Les marchés d’actions ont capitulé au profit des marchés de taux après les tarifs tous azimuts annoncés par Donald Trump. Le T-note plonge sous 4% retrouvant ainsi son statut de valeur refuge au détriment de l’or. Les premiers signes tangibles d’un ralentissement apparaissent sur le marché du travail aux Etats-Unis.

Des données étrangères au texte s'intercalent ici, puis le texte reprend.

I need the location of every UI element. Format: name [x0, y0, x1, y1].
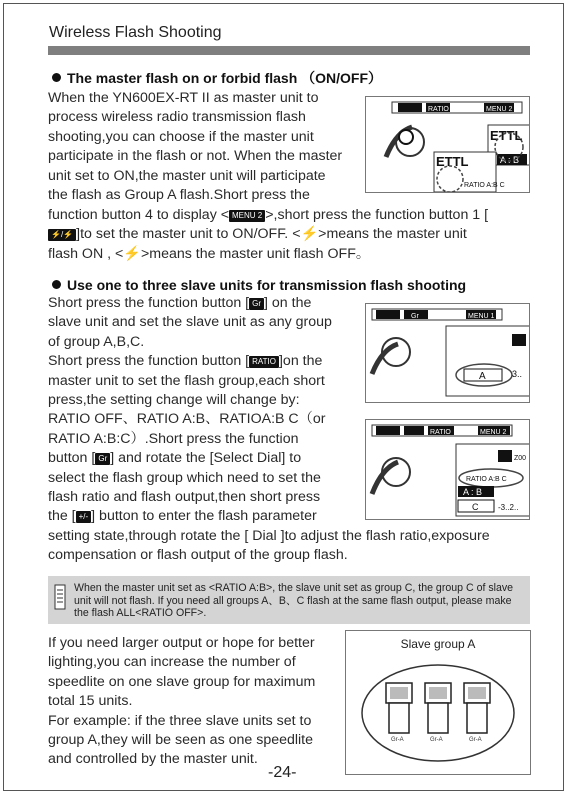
ab-label: A : B — [500, 155, 520, 165]
ratio-key-label: RATIO — [430, 429, 451, 436]
note-box — [48, 576, 530, 624]
value-label: -3..2.. — [498, 503, 519, 512]
text-line: and controlled by the master unit. — [48, 751, 258, 768]
ratio-abc-label: RATIO A:B C — [466, 476, 507, 483]
slave-unit-drawing — [366, 304, 530, 403]
ab-label: A : B — [463, 487, 483, 497]
menu2-key-label: MENU 2 — [486, 106, 513, 113]
ratio-key: RATIO — [249, 356, 279, 368]
text-span: >means the master unit — [318, 226, 467, 243]
slave-unit-illustration — [365, 303, 530, 403]
section1-paragraph-full — [48, 206, 530, 264]
page-number: -24- — [268, 764, 297, 781]
section2-heading-text: Use one to three slave units for transmission flash shooting — [67, 277, 467, 293]
text-span: ] button to enter the flash parameter — [91, 508, 317, 525]
text-span: the [ — [48, 508, 76, 525]
bullet-icon — [52, 280, 61, 289]
text-line — [48, 507, 354, 526]
speedlite-icon — [386, 683, 412, 743]
ettl-label-2: ETTL — [436, 154, 469, 169]
unit-label: Gr-A — [430, 737, 443, 743]
menu1-key-label: MENU 1 — [468, 313, 495, 320]
text-line: RATIO A:B:C）.Short press the function — [48, 430, 299, 447]
text-line: speedlite on one slave group for maximum — [48, 673, 316, 690]
menu2-key-label: MENU 2 — [480, 429, 507, 436]
text-span: function button 4 to display < — [48, 207, 230, 223]
text-line — [48, 352, 354, 371]
section2-paragraph — [48, 294, 354, 527]
speedlite-icon — [425, 683, 451, 743]
section1-paragraph — [48, 89, 354, 205]
text-span: ] and rotate the [Select Dial] to — [110, 450, 302, 467]
master-unit-illustration-2 — [365, 419, 530, 520]
text-line: slave unit and set the slave unit as any group — [48, 314, 332, 331]
ratio-abc-label: RATIO A:B C — [464, 182, 505, 189]
text-line: RATIO OFF、RATIO A:B、RATIOA:B C（or — [48, 411, 326, 428]
title-bar — [48, 46, 530, 55]
master-unit-illustration-1 — [365, 96, 530, 193]
text-line — [48, 245, 530, 264]
flash-off-icon: ⚡ — [123, 245, 141, 262]
menu2-key: MENU 2 — [229, 210, 265, 222]
gr-key: Gr — [249, 298, 264, 310]
text-line: For example: if the three slave units set to — [48, 712, 312, 729]
c-label: C — [472, 502, 479, 512]
bullet-icon — [52, 73, 61, 82]
section1-heading-text: The master flash on or forbid flash （ON/OFF） — [67, 70, 383, 86]
master-unit-drawing — [366, 97, 530, 193]
section2-paragraph-full — [48, 527, 530, 566]
page-title: Wireless Flash Shooting — [49, 24, 222, 41]
text-line: master unit to set the flash group,each short — [48, 372, 325, 389]
text-line: If you need larger output or hope for better — [48, 635, 315, 651]
text-span: ] on the — [264, 295, 312, 311]
master-unit-drawing-2 — [366, 420, 530, 520]
section3-paragraph — [48, 634, 335, 770]
text-line: shooting,you can choose if the master unit — [48, 128, 314, 145]
note-text: When the master unit set as <RATIO A:B>, the slave unit set as group C, the group C of slave unit will not flash. If you need all groups A、B、C flash at the same flash output, please make the flash ALL<RATIO OFF>. — [74, 582, 514, 620]
text-span: Short press the function button [ — [48, 295, 250, 311]
text-line: flash ratio and flash output,then short press — [48, 489, 321, 506]
text-line: select the flash group which need to set the — [48, 469, 321, 486]
section1-heading — [52, 68, 382, 88]
text-line: lighting,you can increase the number of — [48, 654, 296, 671]
text-line: press,the setting change will change by: — [48, 392, 300, 409]
speedlite-icon — [464, 683, 490, 743]
group-a-label: A — [479, 371, 486, 382]
text-line: total 15 units. — [48, 693, 133, 710]
ettl-label: ETTL — [490, 128, 523, 143]
text-span: ]on the — [278, 353, 323, 370]
text-line: setting state,through rotate the [ Dial ]to adjust the flash ratio,exposure — [48, 528, 490, 544]
unit-label: Gr-A — [469, 737, 482, 743]
text-line — [48, 225, 530, 244]
text-line: unit set to ON,the master unit will participate — [48, 167, 326, 184]
text-line: of group A,B,C. — [48, 333, 145, 350]
slave-units-drawing — [346, 655, 530, 775]
gr-key: Gr — [95, 453, 110, 465]
section2-heading — [52, 277, 466, 293]
text-span: >,short press the function button 1 [ — [265, 207, 489, 223]
gr-key-label: Gr — [411, 313, 419, 320]
ratio-key-label: RATIO — [428, 106, 449, 113]
text-span: Short press the function button [ — [48, 353, 250, 370]
text-span: flash ON , < — [48, 245, 124, 262]
text-span: button [ — [48, 450, 96, 467]
flash-on-icon: ⚡ — [300, 226, 319, 243]
text-line: When the YN600EX-RT II as master unit to — [48, 90, 319, 106]
text-line: the flash as Group A flash.Short press the — [48, 187, 310, 204]
zoom-label: Z00 — [514, 455, 527, 462]
text-span: ]to set the master unit to ON/OFF. < — [76, 226, 301, 243]
note-icon — [54, 584, 66, 610]
text-line: process wireless radio transmission flash — [48, 109, 306, 126]
text-line — [48, 294, 354, 313]
slave-group-label: Slave group A — [400, 637, 476, 651]
text-line — [48, 206, 530, 225]
unit-label: Gr-A — [391, 737, 404, 743]
value-label: 3.. — [512, 369, 523, 379]
text-line: participate in the flash or not. When the master — [48, 148, 343, 165]
text-line — [48, 449, 354, 468]
flash-onoff-key-icon: ⚡/⚡ — [48, 229, 76, 241]
slave-group-illustration — [345, 630, 531, 775]
plusminus-key: +/- — [76, 511, 92, 523]
text-line: compensation or flash output of the group flash. — [48, 547, 348, 564]
text-span: >means the master unit flash OFF。 — [140, 245, 371, 262]
text-line: group A,they will be seen as one speedlite — [48, 732, 314, 749]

La brutalité des hausses de droits de douane imposées à tous les pays du globe a provoqué une tempête financière mondiale. L’administration Trump entend corriger les déséquilibres commerciaux bilatéraux en imposant des taxes proportionnelles à chacun de ses déficits. Or, le déficit extérieur chronique des Etats-Unis est principalement le reflet du rôle central de la demande interne américaine dans l’économie mondiale et de l’absence de production domestique substituable aux importations. Outre l’impact direct des tarifs sur les prix à la consommation, cette taxation des importateurs recréera les perturbations sur les chaines d’approvisionnement apparues durant le covid. Le commerce mondial va probablement se contracter. Le scénario de récession gagne en probabilité surtout si la faiblesse des marchés entraine un credit crunch. La qualité de crédit des ménages se dégrade déjà, de sorte que le consommateur est sur une ligne de crête. L’amélioration des enquêtes en Europe ou en Chine passe presque inaperçue. Les mesures de rétorsion canadiennes et chinoises s’ajoutent à cette dynamique délétère. La Chine réplique à hauteur des tarifs américains tout en prenant des mesures d’embargo sur ses exportations et les entreprises américaines. L’escalade est enclenchée, jusqu’à faire plier Donald Trump? Sur le front de l’emploi, les postes à pourvoir décélèrent et le taux d’embauche poursuit sa modération. Les créations d’emplois ressortent pourtant à 228’000 en mars. Les annonces de plans de licenciements s’accumulent dans le secteur public ou dans le secteur de la distribution, pris en étau entre les tarifs douaniers et la chute de la confiance des ménages, mais ces secteurs augmentent les effectifs. La santé crée encore 77’000 emplois.

Tarifs, récession et ruée vers les actifs refuges

Les séances de liquidation s’enchainent sur l’ensemble des marchés d’actifs risqués. L’indice VIX de volatilité implicite retouche le niveau de 40%, signe d’un stress aigu sur les marchés. La sous-performance des actions américaines se généralise au cours de la semaine avec des performances de -9% sur le Nikkei et de -8% en Europe. Les valeurs bancaires européennes, en nette surperformance depuis le début de l’année, sont désormais sujettes aux prises de profit. Le T-note à 10 ans casse le plancher de 4% à mesure que les marchés intègrent une plus forte réaction de la Fed. Les marchés monétaires projettent désormais 100pb d’allègement en 2025. Il est possible que le marché spécule sur une intervention d’urgence si les conditions financières rendent plus probable un effondrement d’activité. Concernant la BCE, les anticipations des intervenants indiquent une baisse supplémentaire du taux de dépôt à 1,75% voire 1,50%. Le Bund revient autour de 2,50%, sans préjudice aux spreads souverains dont l’écartement reste très mesuré. Le risque politique français rajoute à peine 1pb au mouvement haussier des spreads. Le BTP s’échange à 115pb. Les spreads de crédit et, plus encore le high yield, subissent la baisse des actions. L’investment grade s’écarte d’une dizaine depb à 95pb contre swap. La hausse des spreads sur le high yield américain (+100pb en 2025) n’est probablement pas terminée, compte tenu des niveaux de valorisation voire du besoin de refinancement l’an prochain.